Pa laughed around his cigar and crossed his legs. His shoes were so big, they looked like canoes. “There surely is, son. There surely is. And how are you doing with your classmates? Any tussles your teacher will want to talk to me about?”

“No, sir! We’re friendly as all get-out, even the girls.” The kids in 75 didn’t even notice what they were doing in school. They just sat down at their workstations and waited to have their brains filled with whatever was going on, and left at three, and never complained about something being too hard or too dull.

“That’s good to hear, son. You’ve always been a good boy. Tell you what: you bring home a good report this Christmas, and I’ll take you to see Saturn’s rings on vacation.”

Mama shot him a look then, but he pretended he didn’t see it. He stubbed out his cigar, hitched up his suspenders, and put on his tailcoat and tophat and ambassadorial sash and picked up his leather case.

“Good night, son. Good night, Ulla. I’ll see you on Wednesday,” he said, and stepped into the teleporter.

That was the last time I ever saw him.


“He died from bad snails?” Oly Sweynsdatter said to me, yet again.

I balled up a fist and stuck it under his nose. “For the last time, yes.

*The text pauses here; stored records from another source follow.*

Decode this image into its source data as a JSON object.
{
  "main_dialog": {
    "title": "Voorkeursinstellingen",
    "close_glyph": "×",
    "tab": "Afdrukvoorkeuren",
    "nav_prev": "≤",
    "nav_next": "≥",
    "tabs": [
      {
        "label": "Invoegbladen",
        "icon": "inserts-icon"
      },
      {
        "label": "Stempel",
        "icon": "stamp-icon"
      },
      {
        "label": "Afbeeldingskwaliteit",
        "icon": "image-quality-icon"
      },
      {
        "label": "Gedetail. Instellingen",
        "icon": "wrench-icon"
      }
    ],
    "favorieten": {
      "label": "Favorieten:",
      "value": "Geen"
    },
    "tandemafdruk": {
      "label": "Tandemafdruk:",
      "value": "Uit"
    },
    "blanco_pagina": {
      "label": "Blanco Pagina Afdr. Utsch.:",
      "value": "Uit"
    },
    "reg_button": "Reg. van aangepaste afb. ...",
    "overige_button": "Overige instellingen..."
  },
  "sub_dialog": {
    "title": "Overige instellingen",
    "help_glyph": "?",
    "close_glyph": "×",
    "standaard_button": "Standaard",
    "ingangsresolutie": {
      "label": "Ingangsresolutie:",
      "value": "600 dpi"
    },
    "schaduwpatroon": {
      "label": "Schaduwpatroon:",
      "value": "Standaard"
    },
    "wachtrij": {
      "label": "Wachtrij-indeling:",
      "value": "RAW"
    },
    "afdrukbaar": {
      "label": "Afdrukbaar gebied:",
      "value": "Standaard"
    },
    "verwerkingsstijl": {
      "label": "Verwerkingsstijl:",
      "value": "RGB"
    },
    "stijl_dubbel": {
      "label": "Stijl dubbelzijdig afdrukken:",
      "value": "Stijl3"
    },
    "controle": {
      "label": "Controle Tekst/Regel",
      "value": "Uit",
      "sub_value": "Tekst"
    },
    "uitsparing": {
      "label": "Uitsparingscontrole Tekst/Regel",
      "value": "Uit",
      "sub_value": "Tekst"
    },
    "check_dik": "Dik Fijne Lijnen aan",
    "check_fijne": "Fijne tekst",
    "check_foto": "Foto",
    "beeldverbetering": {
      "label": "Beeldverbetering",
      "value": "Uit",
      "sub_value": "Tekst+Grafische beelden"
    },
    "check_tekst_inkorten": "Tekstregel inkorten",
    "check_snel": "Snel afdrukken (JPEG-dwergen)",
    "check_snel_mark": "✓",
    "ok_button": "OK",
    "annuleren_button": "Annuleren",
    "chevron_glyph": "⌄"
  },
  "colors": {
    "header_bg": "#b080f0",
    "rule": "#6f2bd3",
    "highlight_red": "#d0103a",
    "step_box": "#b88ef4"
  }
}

Ask me again, and I’ll feed you this.”

I’d been back for a month, and in all that time, Oly had skittered around me like a shy pony, always nearby but afraid to talk to me. Finally, I’d grabbed him and shook him and told him not to be such a ninny, tell me what was on his mind. He wanted to know how my Pa had died, over in France. I told him the reason that Mama and Mr Johnstone and the man from the embassy had worked out together. Now, I regretted it. I couldn’t get him to shut up.

“Sorry, all right, sorry!” he said, taking a step backwards. We were in the orchard behind the schoolyard, chucking rotten apples at the tree-trunks to watch them splatter. “Want to hear something?”

“Sure,” I said.

“Tommy Benson’s sweet on Marta Helprin. It’s disgusting. They hold hands -- in church! None of the fellows will talk to him.”

I didn’t see what the big deal was. Back in 75, we had had a two-week session on sexual reproduction, like all the other subjects. Most of the kids there were already in couples, sneaking off to low-gee bounceataria and renting private cubes with untraceable cash-tokens. I’d even tussled with one girl, Katebe M’Buto, another exchange student, from United Africa Trading Sphere. I’d picked her up at her apt, and her father had even shaken my hand -- they grow up fast in UATS. Of course, I’d never let on to my folks. Pa would’ve broken an axle. “That’s pretty disgusting, all right,” I said, unconvincingly.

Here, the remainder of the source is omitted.